When the Minister replies—because he has done it recently—he will no doubt talk about the Autumn Statement, ministerial vision and the potential of the new models of health and social care that the Government are putting an awful lot of eggs into, without, I have to say, any evidence that they will be able to enable a response to the challenges. The gap between ministerial rhetoric and reality is striking. There is no problem with a five-year forward view. This vision is described as empowering patients, their families and carers to take more control over their own care and treatment. It is a future that truly integrates health and social care, at last puts mental health on a par with the rest of the system and, crucially, prioritises prevention. That is a fine vision and, in the absence of any vision for social care, I assume it is the Government’s statement of social care policy as well.
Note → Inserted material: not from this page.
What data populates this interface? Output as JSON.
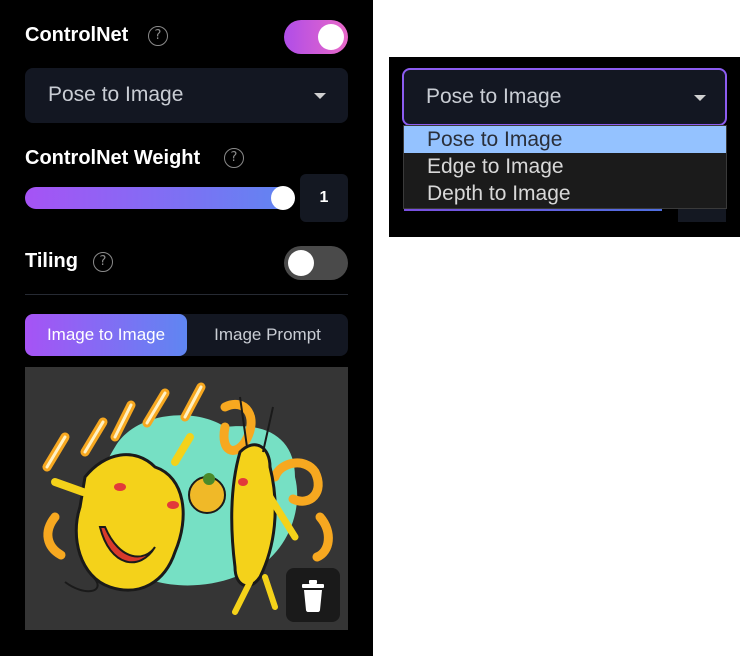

However, it is impossible for me to see how that will happen in the context of a Government determined to bring the share of government spending down from 41% to 37% of GDP. It is always good to wait until a few days after an Autumn Statement to get the real analysis of what is happening in spending. The analysis I have seen from the King’s Fund is that for the next five years the actual growth in the health service will be 0.85% per annum. So we are just continuing the misery of the last five years. We know that the historic growth level in the NHS is 4%, and that is what is needed to meet these challenges. It is striking that, of the much-vaunted extra £8.4 billion, £4.6 billion has come from other parts of Department of Health expenditure, including Health Education England, the nurse bursaries, capital and public health. You also have to add in the £1.1 billion of pension costs due to the changes in the pension rules from next April, for which no additional money has gone into the health service.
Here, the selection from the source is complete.